In your code, you would call it like this:

prompt = lai.get_prompt(
    name="idea_generator",
    variables={
        "number": "5",
        "topic": "artificial intelligence"
    }
)

Result:

Generate 5 ideas about artificial intelligence

Another example:

In the Prompt DB UI, you would define the prompt as:

{{system_prompt}}

Answer the user's question: {{question}}

In your code, you would call it like this:

prompt = lai.get_prompt(
    name="qa_prompt",
    variables={
        "system_prompt": "You are a helpful AI assistant specialized in biology.", 
        "question": "How do cells divide?"
    }
)

Result:

You are a helpful AI assistant specialized in biology.

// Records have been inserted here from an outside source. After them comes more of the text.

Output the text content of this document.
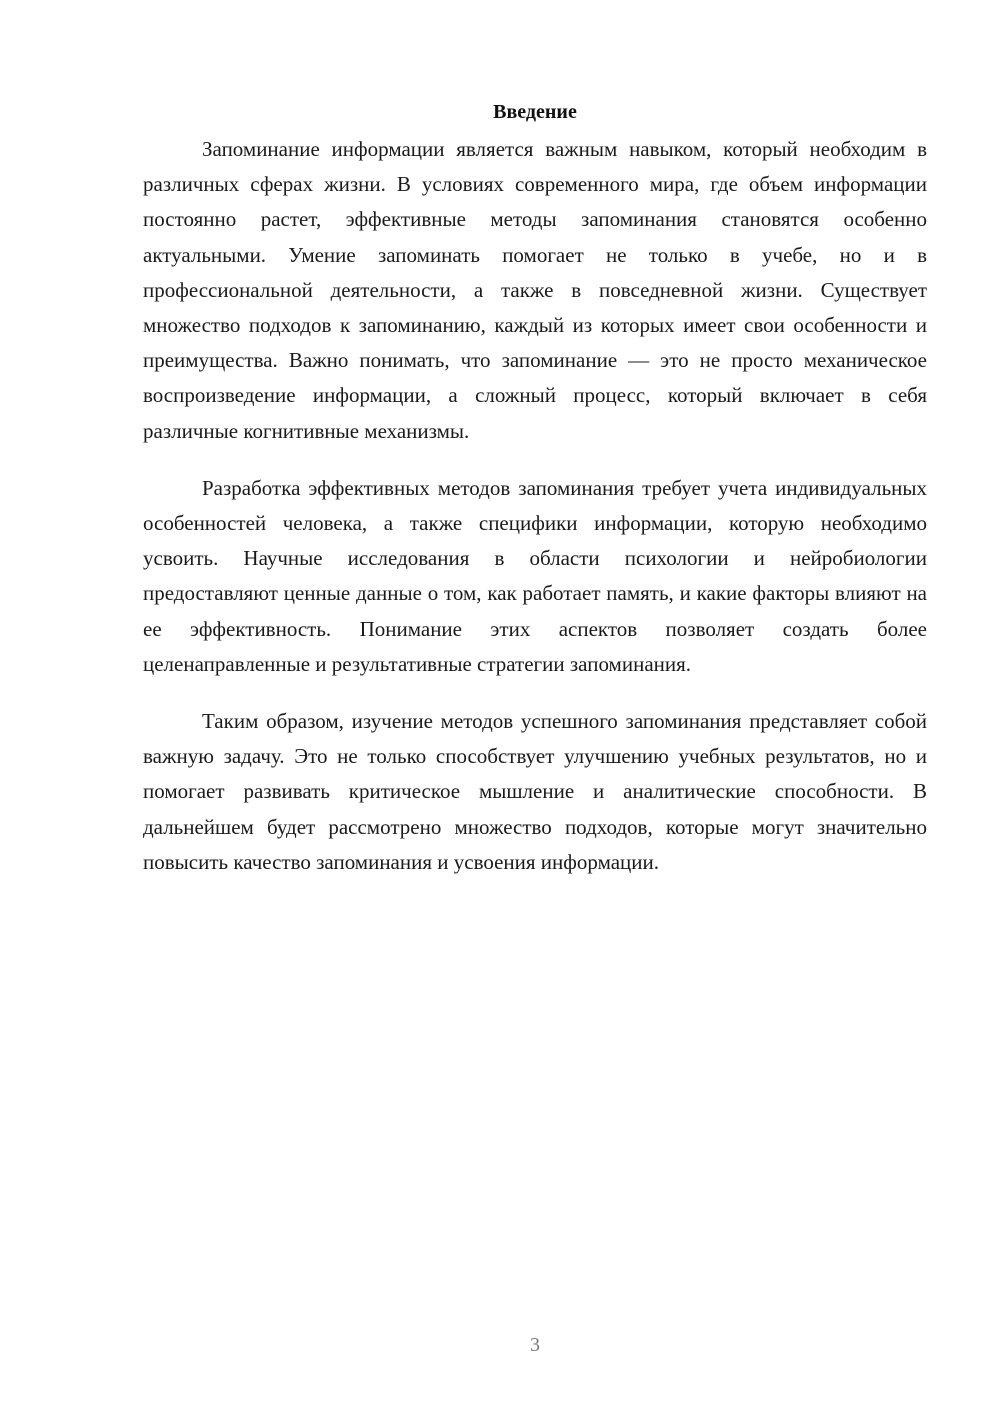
Введение

Запоминание информации является важным навыком, который необходим в различных сферах жизни. В условиях современного мира, где объем информации постоянно растет, эффективные методы запоминания становятся особенно актуальными. Умение запоминать помогает не только в учебе, но и в профессиональной деятельности, а также в повседневной жизни. Существует множество подходов к запоминанию, каждый из которых имеет свои особенности и преимущества. Важно понимать, что запоминание — это не просто механическое воспроизведение информации, а сложный процесс, который включает в себя различные когнитивные механизмы.

Разработка эффективных методов запоминания требует учета индивидуальных особенностей человека, а также специфики информации, которую необходимо усвоить. Научные исследования в области психологии и нейробиологии предоставляют ценные данные о том, как работает память, и какие факторы влияют на ее эффективность. Понимание этих аспектов позволяет создать более целенаправленные и результативные стратегии запоминания.

Таким образом, изучение методов успешного запоминания представляет собой важную задачу. Это не только способствует улучшению учебных результатов, но и помогает развивать критическое мышление и аналитические способности. В дальнейшем будет рассмотрено множество подходов, которые могут значительно повысить качество запоминания и усвоения информации.

3
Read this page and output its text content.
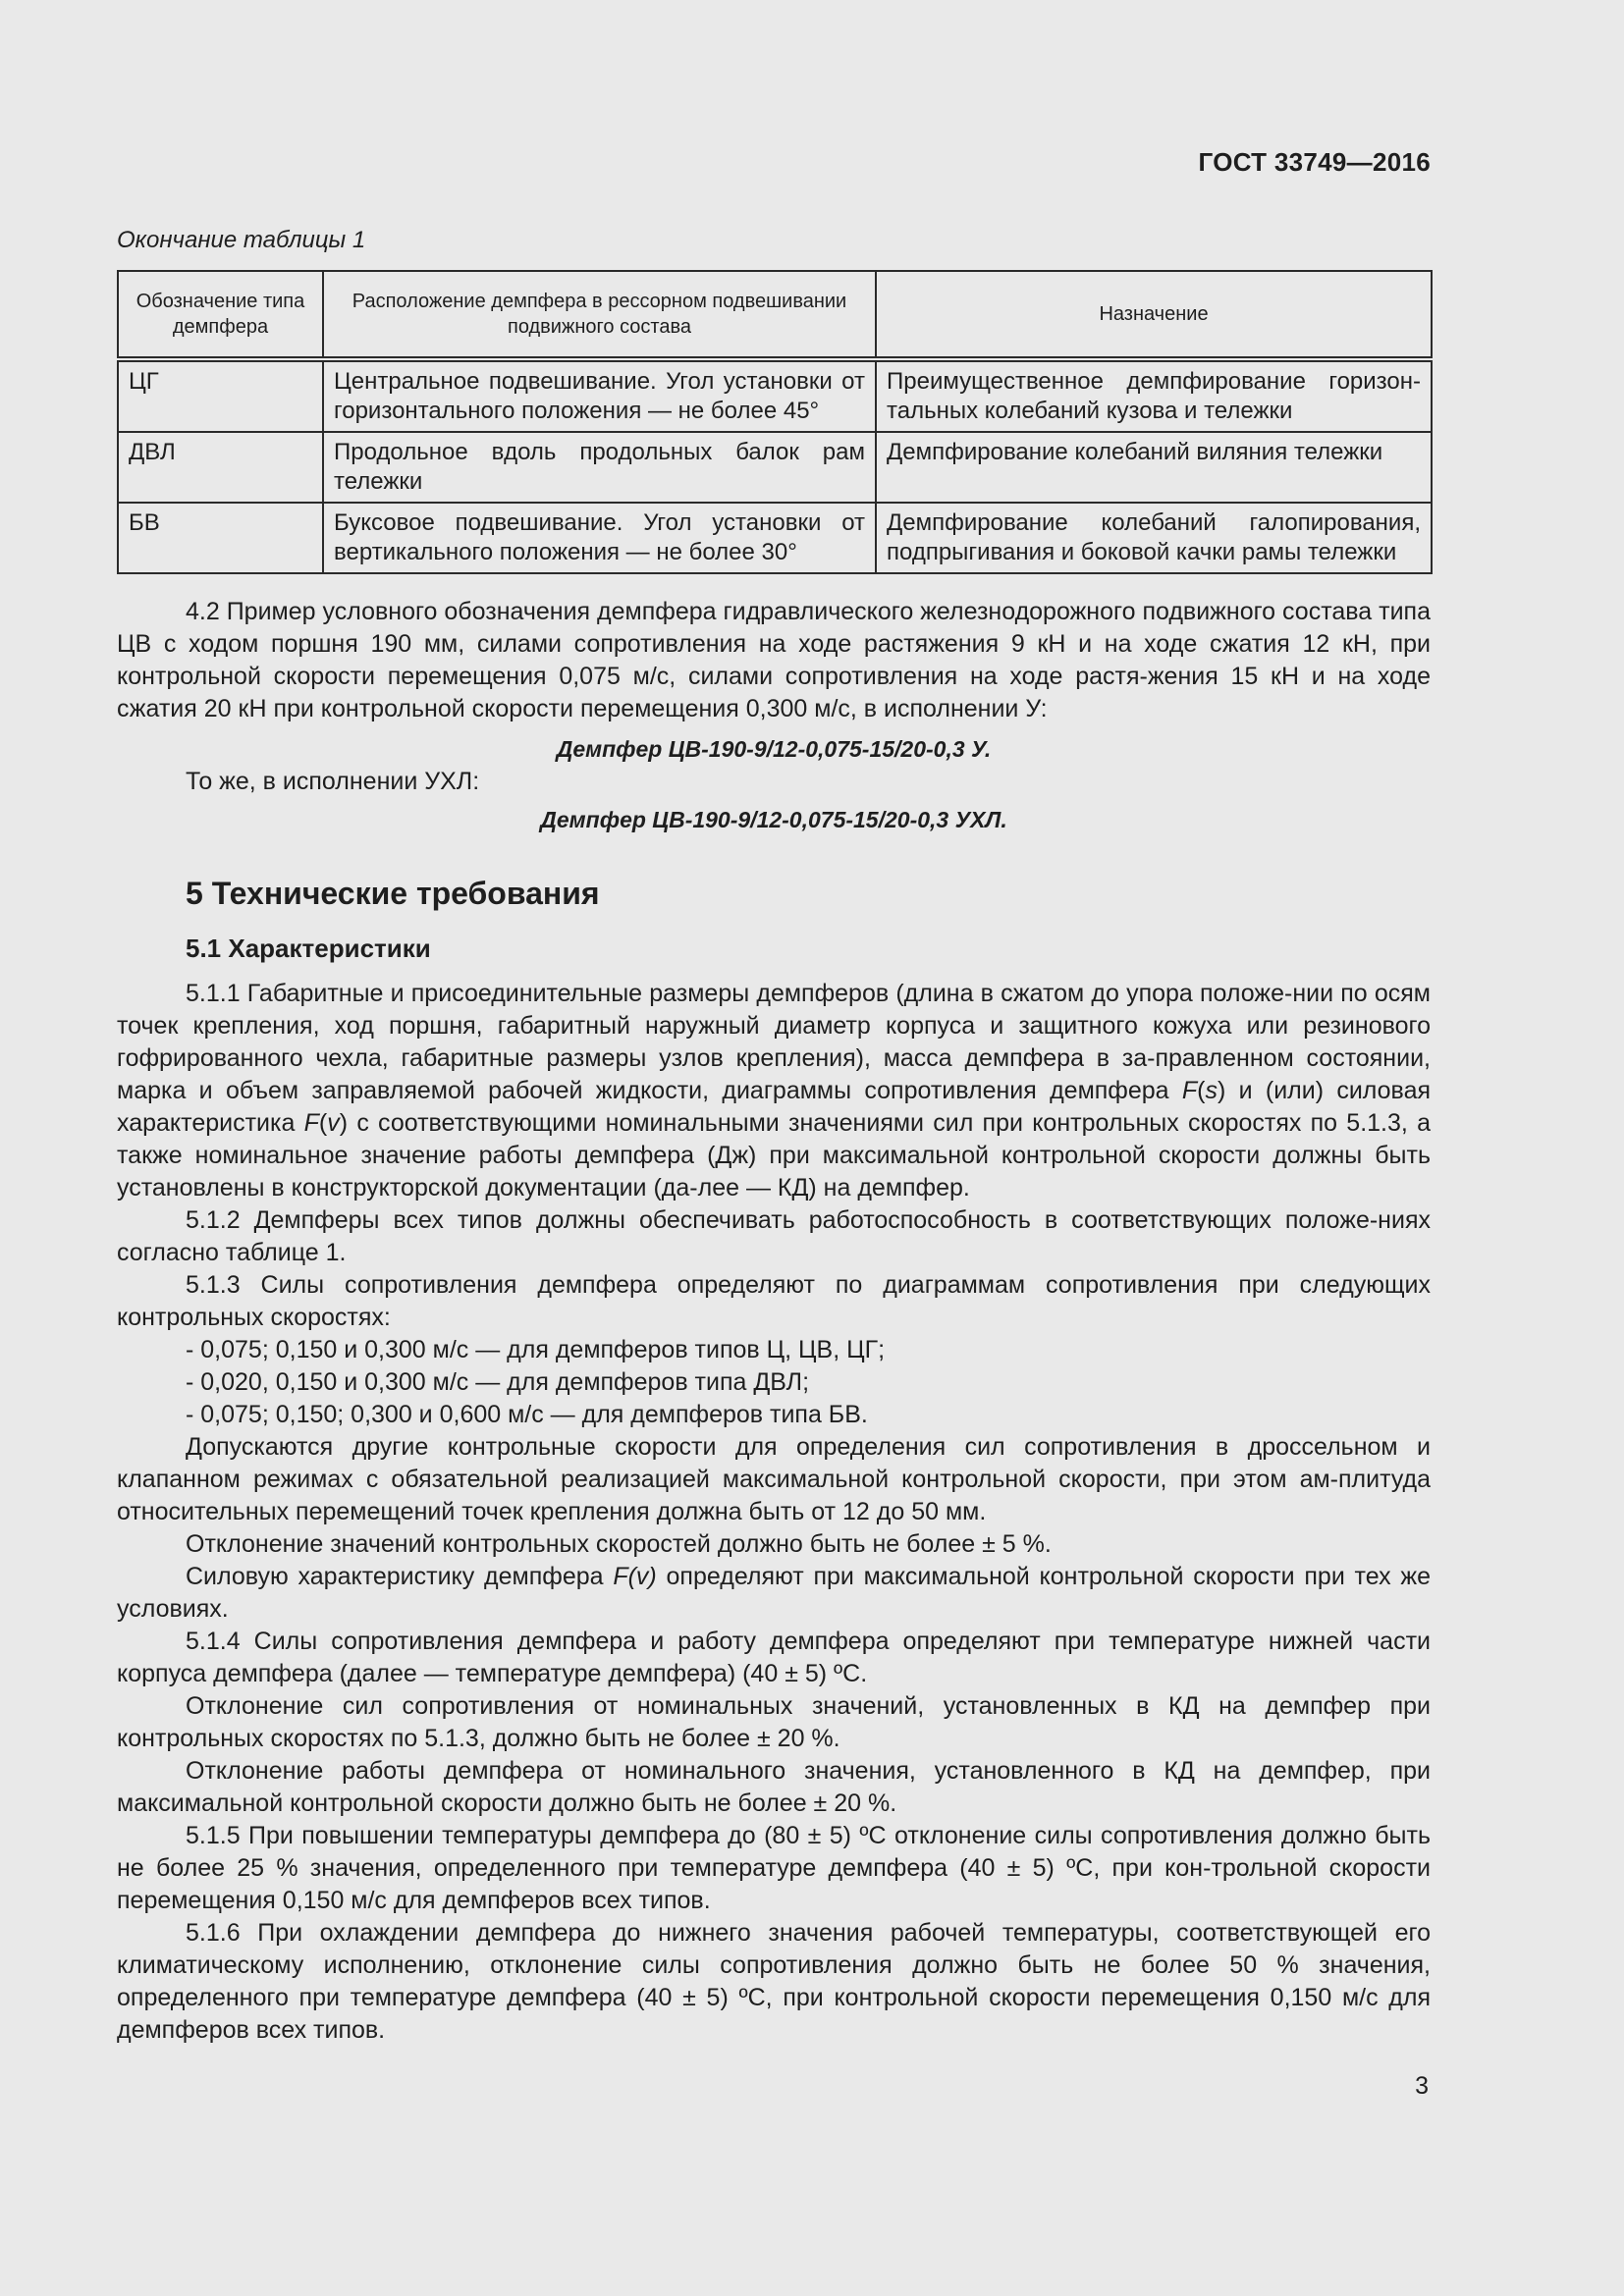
ГОСТ 33749—2016
Окончание таблицы 1
Обозначение типа демпфера	Расположение демпфера в рессорном подвешивании подвижного состава	Назначение
ЦГ	Центральное подвешивание. Угол установки от горизонтального положения — не более 45°	Преимущественное демпфирование горизон-тальных колебаний кузова и тележки
ДВЛ	Продольное вдоль продольных балок рам тележки	Демпфирование колебаний виляния тележки
БВ	Буксовое подвешивание. Угол установки от вертикального положения — не более 30°	Демпфирование колебаний галопирования, подпрыгивания и боковой качки рамы тележки

4.2 Пример условного обозначения демпфера гидравлического железнодорожного подвижного состава типа ЦВ с ходом поршня 190 мм, силами сопротивления на ходе растяжения 9 кН и на ходе сжатия 12 кН, при контрольной скорости перемещения 0,075 м/с, силами сопротивления на ходе растя-жения 15 кН и на ходе сжатия 20 кН при контрольной скорости перемещения 0,300 м/с, в исполнении У:

Демпфер ЦВ-190-9/12-0,075-15/20-0,3 У.

То же, в исполнении УХЛ:

Демпфер ЦВ-190-9/12-0,075-15/20-0,3 УХЛ.

5 Технические требования
5.1 Характеристики

5.1.1 Габаритные и присоединительные размеры демпферов (длина в сжатом до упора положе-нии по осям точек крепления, ход поршня, габаритный наружный диаметр корпуса и защитного кожуха или резинового гофрированного чехла, габаритные размеры узлов крепления), масса демпфера в за-правленном состоянии, марка и объем заправляемой рабочей жидкости, диаграммы сопротивления демпфера F(s) и (или) силовая характеристика F(v) с соответствующими номинальными значениями сил при контрольных скоростях по 5.1.3, а также номинальное значение работы демпфера (Дж) при максимальной контрольной скорости должны быть установлены в конструкторской документации (да-лее — КД) на демпфер.

5.1.2 Демпферы всех типов должны обеспечивать работоспособность в соответствующих положе-ниях согласно таблице 1.

5.1.3 Силы сопротивления демпфера определяют по диаграммам сопротивления при следующих контрольных скоростях:

- 0,075; 0,150 и 0,300 м/с — для демпферов типов Ц, ЦВ, ЦГ;

- 0,020, 0,150 и 0,300 м/с — для демпферов типа ДВЛ;

- 0,075; 0,150; 0,300 и 0,600 м/с — для демпферов типа БВ.

Допускаются другие контрольные скорости для определения сил сопротивления в дроссельном и клапанном режимах с обязательной реализацией максимальной контрольной скорости, при этом ам-плитуда относительных перемещений точек крепления должна быть от 12 до 50 мм.

Отклонение значений контрольных скоростей должно быть не более ± 5 %.

Силовую характеристику демпфера F(v) определяют при максимальной контрольной скорости при тех же условиях.

5.1.4 Силы сопротивления демпфера и работу демпфера определяют при температуре нижней части корпуса демпфера (далее — температуре демпфера) (40 ± 5) ºС.

Отклонение сил сопротивления от номинальных значений, установленных в КД на демпфер при контрольных скоростях по 5.1.3, должно быть не более ± 20 %.

Отклонение работы демпфера от номинального значения, установленного в КД на демпфер, при максимальной контрольной скорости должно быть не более ± 20 %.

5.1.5 При повышении температуры демпфера до (80 ± 5) ºС отклонение силы сопротивления должно быть не более 25 % значения, определенного при температуре демпфера (40 ± 5) ºС, при кон-трольной скорости перемещения 0,150 м/с для демпферов всех типов.

5.1.6 При охлаждении демпфера до нижнего значения рабочей температуры, соответствующей его климатическому исполнению, отклонение силы сопротивления должно быть не более 50 % значения, определенного при температуре демпфера (40 ± 5) ºС, при контрольной скорости перемещения 0,150 м/с для демпферов всех типов.

3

Answer the user’s question: How do cells divide?

Error Handling

  • Missing variables: If your prompt references {{variable_name}} but you don’t provide a value, you’ll get a warning
  • Extra variables: If you provide variables that aren’t used in the prompt, you’ll get an error

Best Practices

  • Use descriptive variable names that indicate their purpose
  • Consider setting default values for optional variables in your code
  • Test your prompts with different variable values to ensure they work as expected

🧪 Versioning and Iteration

When you update a prompt in the UI:

  • A new Prompt Version is created
  • The latest label is moved to the new version
  • You can optionally move the production label to the new version
  • You cannot edit an old version of a prompt — if you save it, it will just create a new version

Because agents fetch prompts dynamically, the next run of your agent will use the updated prompt automatically — no deploy needed.